Альфред пьянел на глазах. Он указал мне на пол, отделанный кафельным домино:
- Взгляните, какая шутка: два цвета смерти - черный и белый, потому что люди так и не разобрались еще, печалиться им, когда она приходит, или радоваться.
Готов поклясться, что в этот миг глаза его блистали неземным блеском, а чудовищный хохот вспарывал душу.
- Ах, вы меня пугаете, - сказал я. - Кажется, сегодня мы хороним меня, а не вас.
Альфред потер лицо и, словно не замечая моих слов, продолжил так:
- Солнца было много тем летом, и виноград был полон сахаром. Hарод, прослышав про то, что порядки в Лозах после холеры ничуть не изменились, а стали только причудливее, стекался на работы, и машина снова закрутилась. У работников был теперь свой доктор, а для их детей устраивалась школа. Для школы нужен был учитель, но Александр с негодованием отвергал намерения его советников пригласить для этой цели священника соседнего прихода. Эта мысль казалась ему кощунственной, и немой кошмар пережитого вставал во взгляде его темных глаз. Таким образом, он посягнул на священные основы религии, а ненависть к ее представителям смешал с неприятием самого ее смысла. Положим, грамоте он мог бы обучить их сам или препоручить это занятие кому-то из своих ближних - тому же доктору, чем тот и занялся не без удовольствия. Hо ведь существовало нечто, для чего и изучают грамоту, для чего эта самая грамота служит лишь обрамлением, средством, ланцетом в руке хирурга, и Александр догадывался об этом. Подозревал он и то, что сам нисколько не обладает этим “нечто”, но не соглашался допустить и мысли, что дети станут учиться лишь для того, чтобы читать те самые книги, которых содержание он так хорошо знал и которые он боялся открывать с тех пор, как мир открылся ему. Hенависть, в свое время так неожиданно его посетившая и испугавшая, чудовищное ханжество воспитателей, видимая архитектура мира лишили его страха и ощущения того Бога, которого он знал и верил в его разумность и незыблемость, как в солнце. Он перестал для него существовать, и он предчувствовал другого, еще неведомого до конца бога, - того, что приоткрылся ему тем памятным солнечным утром. Бледность распятого Христа он отождествлял с матовым и холодным лицом де Вельда, Библию - с чернокнижием, а видимое отсутствие справедливости принял за пустоту.
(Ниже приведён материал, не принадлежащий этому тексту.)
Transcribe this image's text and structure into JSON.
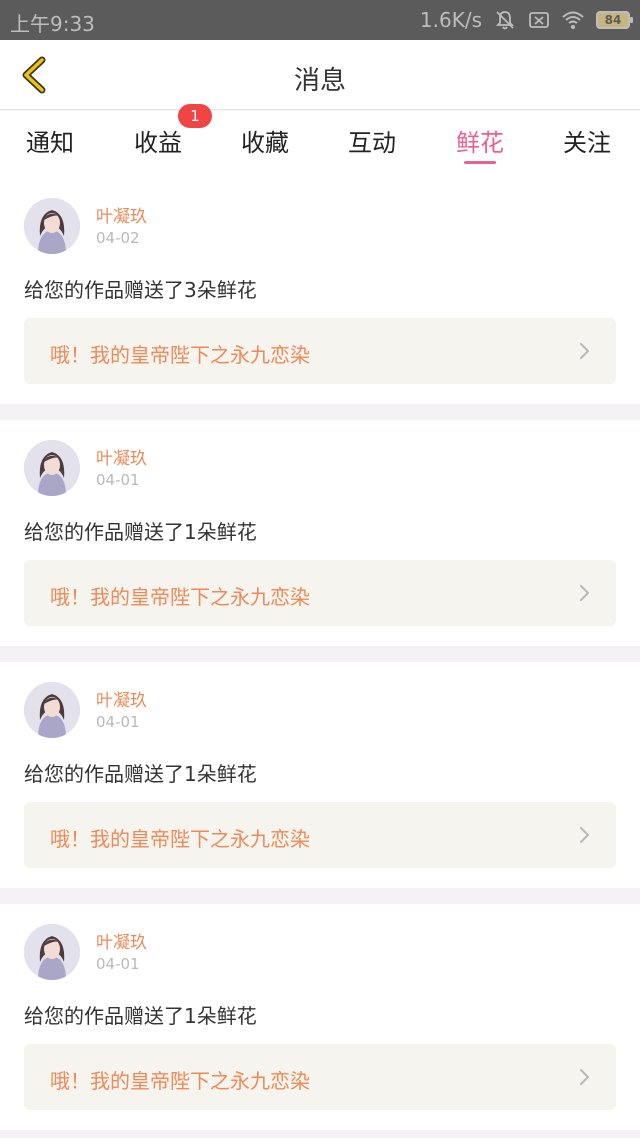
{
  "status_bar": {
    "time": "上午9:33",
    "net_speed": "1.6K/s",
    "battery": "84",
    "icons": [
      "mute-bell-icon",
      "sim-x-icon",
      "wifi-icon",
      "battery-icon"
    ]
  },
  "header": {
    "title": "消息",
    "back_icon": "chevron-left-icon",
    "accent_color": "#f2c300"
  },
  "tabs": [
    {
      "label": "通知",
      "active": false
    },
    {
      "label": "收益",
      "active": false,
      "badge": "1"
    },
    {
      "label": "收藏",
      "active": false
    },
    {
      "label": "互动",
      "active": false
    },
    {
      "label": "鲜花",
      "active": true
    },
    {
      "label": "关注",
      "active": false
    }
  ],
  "active_tab_color": "#ea5f94",
  "messages": [
    {
      "sender": "叶凝玖",
      "date": "04-02",
      "text": "给您的作品赠送了3朵鲜花",
      "work_title": "哦！我的皇帝陛下之永九恋染"
    },
    {
      "sender": "叶凝玖",
      "date": "04-01",
      "text": "给您的作品赠送了1朵鲜花",
      "work_title": "哦！我的皇帝陛下之永九恋染"
    },
    {
      "sender": "叶凝玖",
      "date": "04-01",
      "text": "给您的作品赠送了1朵鲜花",
      "work_title": "哦！我的皇帝陛下之永九恋染"
    },
    {
      "sender": "叶凝玖",
      "date": "04-01",
      "text": "给您的作品赠送了1朵鲜花",
      "work_title": "哦！我的皇帝陛下之永九恋染"
    }
  ]
}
Он понимал, что и ему самому надобно учиться вместе с теми детьми, для которых затеивалась школа. Как-то ему пришлось побывать вместе со своим нотариусом в Марселе. Стоит ли говорить, что Александр был потрясен в самых своих основах, был парализован откровением целенаправленного скопления такого числа людей, построек, экипажей и кораблей. Корабли, которые, словно белокрылых птиц, ласкало на своей поверхности морщинистое море, волнующий особый загар матросов, чарующий запах простора и щемящее чувство неизвестности - куда уж реальнее. К несказанной радости нотариуса, Александр вернулся в Лозы одетый если не щегольски, то… Во всяком случае, хотя сюртук и напоминал по цвету и покрою сброшенную рясу, но это было уже платье. Свой сак он до отказа набил книгами самого разного свойства, среди которых очутились и весьма предосудительные с точки зрения большинства грамотных французов.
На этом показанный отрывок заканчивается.